Two different reports last week documented this profound turnaround. A report by the Cambridge Energy Research Associates documented that, should recent behavior continue, gasoline demand will likely decline in 2008 for the first time in 17 years. Over the course of the last 25 years gasoline demand in the U.S. increased by 40% due to the popularity of SUVs, minivans, increasing number of vehicles per household and the ever lengthening distance of driving commutes. All subsidized by cheap oil. This growth slowed significantly in the last two years and then in the first quarter of 2008, actually dropped 1.3 percent compared to the first quarter of 2007. While this percentage drop is slight, this observer believes it will be a historic turning point that, in just a few years will be seen as the turning point from the constant increase in gasoline consumption to the constant decrease that will the reality from now on.
The second report, from the Transportation Department stated that in the month of April, Americans drove 1.8 percent fewer miles that the same month a year ago. This was the sixth consecutive month of driving decline. This trend, also a reaction to the price of gasoline, is due to an increase in use of public transportation, written about here, and also the beginning of much more conscious driving behavior in this country. People are combining driving errands, carpooling, and just thinking a bit more before an impulsive trip in the car. There has even been a documented increase in commuting via bicycle.

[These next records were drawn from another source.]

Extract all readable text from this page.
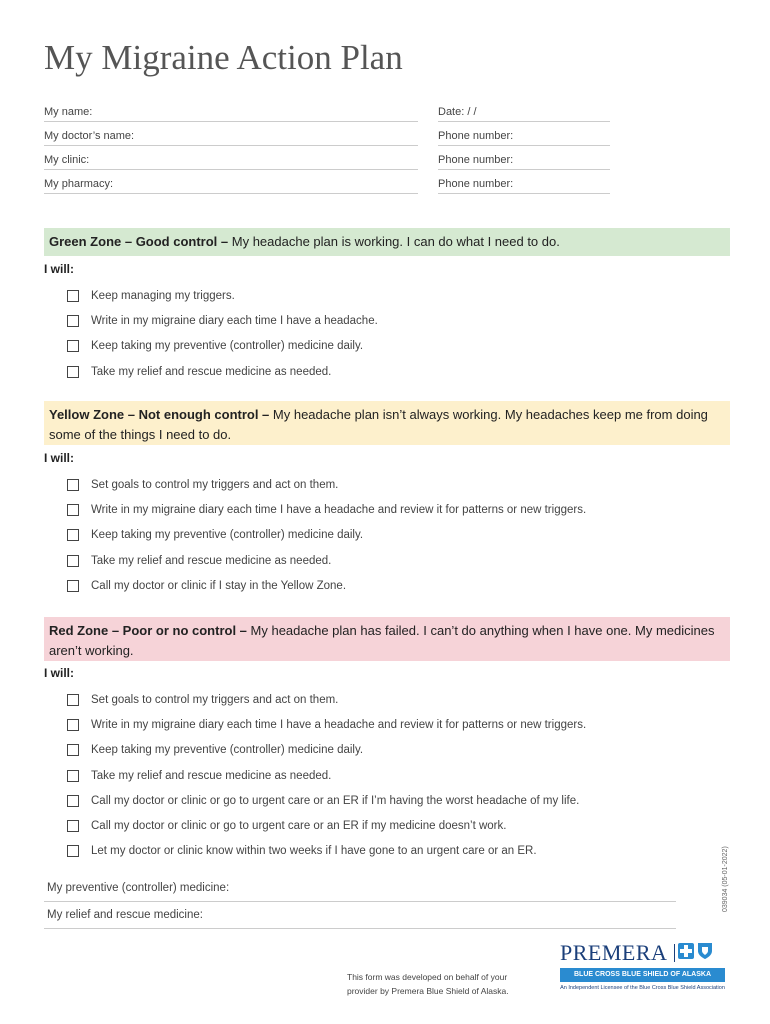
My Migraine Action Plan
My name:	Date: / /
My doctor’s name:	Phone number:
My clinic:	Phone number:
My pharmacy:	Phone number:
Green Zone – Good control – My headache plan is working. I can do what I need to do.
I will:
Keep managing my triggers.
Write in my migraine diary each time I have a headache.
Keep taking my preventive (controller) medicine daily.
Take my relief and rescue medicine as needed.
Yellow Zone – Not enough control – My headache plan isn’t always working. My headaches keep me from doing some of the things I need to do.
I will:
Set goals to control my triggers and act on them.
Write in my migraine diary each time I have a headache and review it for patterns or new triggers.
Keep taking my preventive (controller) medicine daily.
Take my relief and rescue medicine as needed.
Call my doctor or clinic if I stay in the Yellow Zone.
Red Zone – Poor or no control – My headache plan has failed. I can’t do anything when I have one. My medicines aren’t working.
I will:
Set goals to control my triggers and act on them.
Write in my migraine diary each time I have a headache and review it for patterns or new triggers.
Keep taking my preventive (controller) medicine daily.
Take my relief and rescue medicine as needed.
Call my doctor or clinic or go to urgent care or an ER if I’m having the worst headache of my life.
Call my doctor or clinic or go to urgent care or an ER if my medicine doesn’t work.
Let my doctor or clinic know within two weeks if I have gone to an urgent care or an ER.
My preventive (controller) medicine:
My relief and rescue medicine:
039034 (05-01-2022)
This form was developed on behalf of your
provider by Premera Blue Shield of Alaska.
PREMERA
BLUE CROSS BLUE SHIELD OF ALASKA
An Independent Licensee of the Blue Cross Blue Shield Association
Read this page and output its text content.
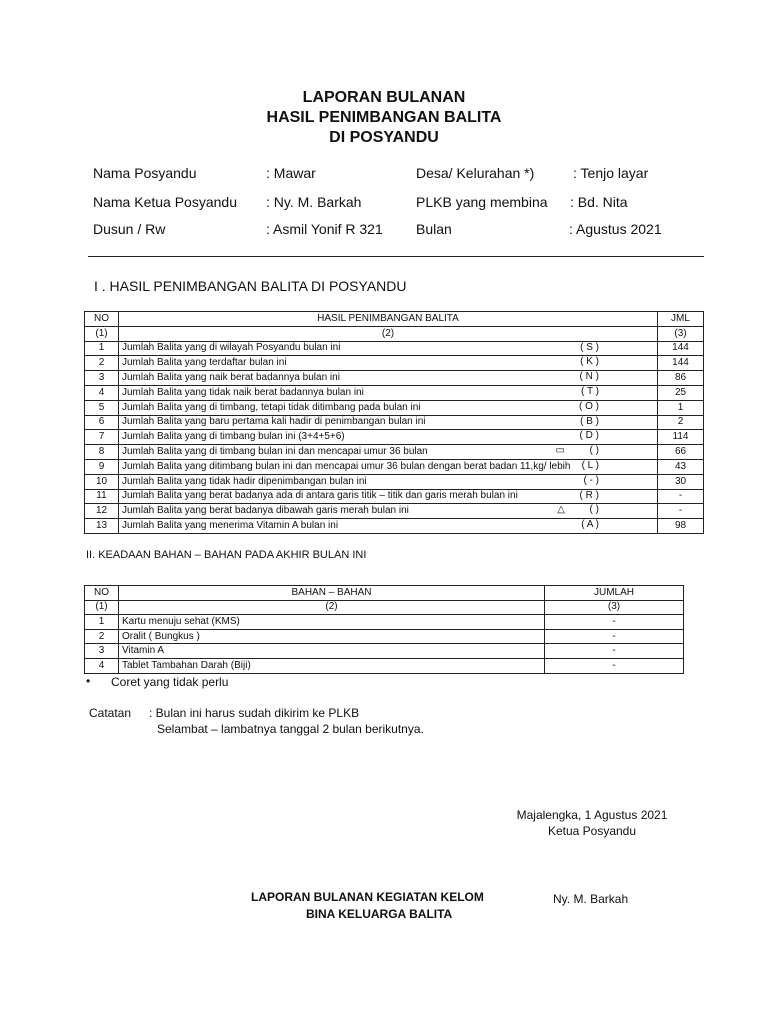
LAPORAN BULANAN
HASIL PENIMBANGAN BALITA
DI POSYANDU
Nama Posyandu	: Mawar	Desa/ Kelurahan *)	: Tenjo layar
Nama Ketua Posyandu : Ny. M. Barkah	PLKB yang membina : Bd. Nita
Dusun / Rw	: Asmil Yonif R 321 Bulan	: Agustus 2021
I . HASIL PENIMBANGAN BALITA DI POSYANDU
NO	HASIL PENIMBANGAN BALITA	JML
(1)	(2)	(3)
1	Jumlah Balita yang di wilayah Posyandu bulan ini ( S )	144
2	Jumlah Balita yang terdaftar bulan ini ( K )	144
3	Jumlah Balita yang naik berat badannya bulan ini ( N )	86
4	Jumlah Balita yang tidak naik berat badannya bulan ini ( T )	25
5	Jumlah Balita yang di timbang, tetapi tidak ditimbang pada bulan ini ( O )	1
6	Jumlah Balita yang baru pertama kali hadir di penimbangan bulan ini ( B )	2
7	Jumlah Balita yang di timbang bulan ini (3+4+5+6) ( D )	114
8	Jumlah Balita yang di timbang bulan ini dan mencapai umur 36 bulan ▭ ( )	66
9	Jumlah Balita yang ditimbang bulan ini dan mencapai umur 36 bulan dengan berat badan 11,kg/ lebih ( L )	43
10	Jumlah Balita yang tidak hadir dipenimbangan bulan ini ( - )	30
11	Jumlah Balita yang berat badanya ada di antara garis titik – titik dan garis merah bulan ini ( R )	-
12	Jumlah Balita yang berat badanya dibawah garis merah bulan ini △ ( )	-
13	Jumlah Balita yang menerima Vitamin A bulan ini ( A )	98
II. KEADAAN BAHAN – BAHAN PADA AKHIR BULAN INI
NO	BAHAN – BAHAN	JUMLAH
(1)	(2)	(3)
1	Kartu menuju sehat (KMS)	-
2	Oralit ( Bungkus )	-
3	Vitamin A	-
4	Tablet Tambahan Darah (Biji)	-
• Coret yang tidak perlu
Catatan : Bulan ini harus sudah dikirim ke PLKB
Selambat – lambatnya tanggal 2 bulan berikutnya.
Majalengka, 1 Agustus 2021
Ketua Posyandu
Ny. M. Barkah
LAPORAN BULANAN KEGIATAN KELOM
BINA KELUARGA BALITA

In the last column I documented the dramatic and wonderful shift in vehicle buying behavior in America as consumers have stopped buying trucks and SUVs and are now demanding hybrids and small cars that have significantly better MPG. This new purchasing behavior will further decrease the demand for gasoline. This behavior is similar to what occurred in the 1970s after the first oil shock of the OPEC oil embargo. The significant difference is that the price of gasoline collapsed in the 1980s and Americans could buy ever bigger vehicles with no economic consequence. That will not happen again.
I have long stated that we are beginning to pass through Peak Oil, a time when both global demand has, and will continue to outstrip supply, and half of all petroleum has been extracted from the earth. This translates into gasoline prices that will not significantly drop below $4 a gallon and will most likely continue to increase to the $6-7 a gallon range over the next few years. This means that 2008 will become a significant year in the history of America. It will be the turning point, when, after a century of increases, America will have an ongoing decline in gasoline consumption. There may be blips to this trend, but the long term trend line will drift lower and lower over the next 12 years.
To have the peak year of gasoline consumption in our rear view mirror as we enter Peak Oil is a very good thing.